According to Haddlebury, the idea of inventing a wholly fraudulent ancient culture came about when he and other scholars realized they had no idea what had actually happened in Europe during the 800-year period before the Christian era.
Frustrated by the gap in the record, and finding archaeologists to be "not much help at all," they took the problem to colleagues who were then scrambling to find a way to explain where things such as astronomy, cartography, and democracy had come from.
Within hours the greatest and most influential civilization of all time was born.
"One night someone made a joke about just taking all these ideas, lumping them together, and saying the Greeks had done it all 2,000 years ago," Haddlebury said. "One thing led to another, and before you know it, we're coming up with everything from the golden ratio to the Iliad."
"That was a bitch to write, by the way," he continued, referring to the epic poem believed to have laid the foundation for the Western literary tradition. "But it seemed to catch on."
Around the same time, a curator at the Smithsonian reportedly asked for Haddlebury's help: The museum had received a sizeable donation to create an exhibit on the ancient world but "really didn't have a whole lot to put in there." The historians immediately set to work, hastily falsifying evidence of a civilization that— complete with its own poets and philosophers, gods and heroes—would eventually become the centerpiece of schoolbooks, college educations, and the entire field of the humanities.

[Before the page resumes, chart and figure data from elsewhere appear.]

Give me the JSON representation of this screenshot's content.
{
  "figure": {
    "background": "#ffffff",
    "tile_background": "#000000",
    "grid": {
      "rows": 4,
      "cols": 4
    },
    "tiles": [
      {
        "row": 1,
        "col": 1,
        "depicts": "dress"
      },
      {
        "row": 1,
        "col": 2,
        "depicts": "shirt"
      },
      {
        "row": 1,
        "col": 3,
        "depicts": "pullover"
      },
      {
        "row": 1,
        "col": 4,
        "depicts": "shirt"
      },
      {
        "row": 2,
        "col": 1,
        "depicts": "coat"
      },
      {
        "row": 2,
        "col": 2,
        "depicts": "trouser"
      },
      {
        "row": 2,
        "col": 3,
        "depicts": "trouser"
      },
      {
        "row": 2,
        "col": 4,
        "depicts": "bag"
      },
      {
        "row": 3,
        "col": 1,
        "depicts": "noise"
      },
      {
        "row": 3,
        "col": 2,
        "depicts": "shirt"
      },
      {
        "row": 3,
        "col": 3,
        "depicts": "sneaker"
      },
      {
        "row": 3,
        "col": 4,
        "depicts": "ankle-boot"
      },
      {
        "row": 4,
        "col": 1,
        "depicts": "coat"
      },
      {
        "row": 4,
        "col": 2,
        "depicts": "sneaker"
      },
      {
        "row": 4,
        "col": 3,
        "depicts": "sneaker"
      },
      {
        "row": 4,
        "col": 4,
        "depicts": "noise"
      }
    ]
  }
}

Emily Nguyen-Whiteman, one of the young academics who "pulled a month's worth of all-nighters" working on the project, explained that the whole of ancient Greek architecture was based on buildings in Washington, D.C., including a bank across the street from the coffee shop where they met to "bat around ideas about mythology or whatever."
"We picked Greece because we figured nobody would ever go there to check it out," Nguyen-Whiteman said. "Have you ever seen the place? It's a dump. It's like an abandoned gravel pit infested with cats."

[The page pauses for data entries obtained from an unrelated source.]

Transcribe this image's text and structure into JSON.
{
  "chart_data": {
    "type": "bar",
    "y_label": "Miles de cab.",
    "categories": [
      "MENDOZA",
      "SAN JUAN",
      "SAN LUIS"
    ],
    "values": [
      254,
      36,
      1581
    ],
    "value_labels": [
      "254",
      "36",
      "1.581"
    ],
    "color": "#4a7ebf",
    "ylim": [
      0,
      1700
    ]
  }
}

She added, "Inevitably, though, people started looking around for some of this 'ancient' stuff, and next thing I know I'm stuck in Athens all summer building a goddamn Parthenon just to cover our tracks."
Nguyen-Whiteman acknowledged she was also tasked with altering documents ranging from early Bibles to the writings of Thomas Jefferson to reflect a "Classical Greek" influence—a task that also included the creation, from scratch, of a language based on modern Greek that could pass as its ancient precursor.

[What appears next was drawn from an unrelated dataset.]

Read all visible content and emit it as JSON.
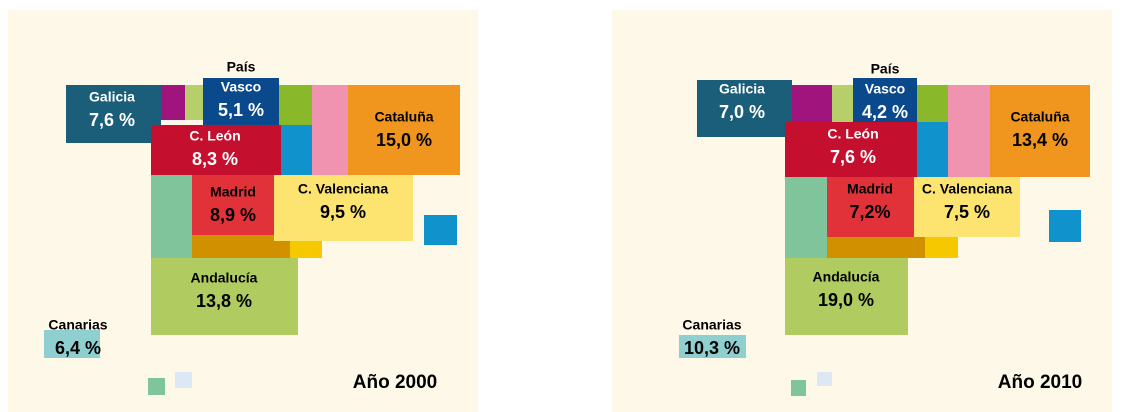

Historians told reporters that some of the so-called Greek ideas were in fact borrowed from the Romans, stripped to their fundamentals, and then attributed to fictional Greek predecessors. But others they claimed as their own.
"Geometry? That was all Kevin," said Haddlebury, referring to former graduate student Kevin Davenport. "Man, that kid was on fire in those days. They teach Davenportian geometry in high schools now, though of course they call it Euclidean."
Sources confirmed that long hours and lack of sleep took their toll on Davenport, and after the lukewarm reception of his work on homoeroticism in Spartan military, he left the group.
In a statement expressing their "profound apologies" for misleading the world on the subject of antiquity for almost 40 years, the historians expressed hope that their work would survive on its own merits.
"It would be a shame to see humanity abandon achievements such as heliocentrism and the plays of Aeschylus just because of their origin," the statement read in part. "Moreover, we have some rather disappointing things to tell you about the pyramids, the works of Leonardo da Vinci, penicillin, the Internet, the scientific method, movies, and dogs."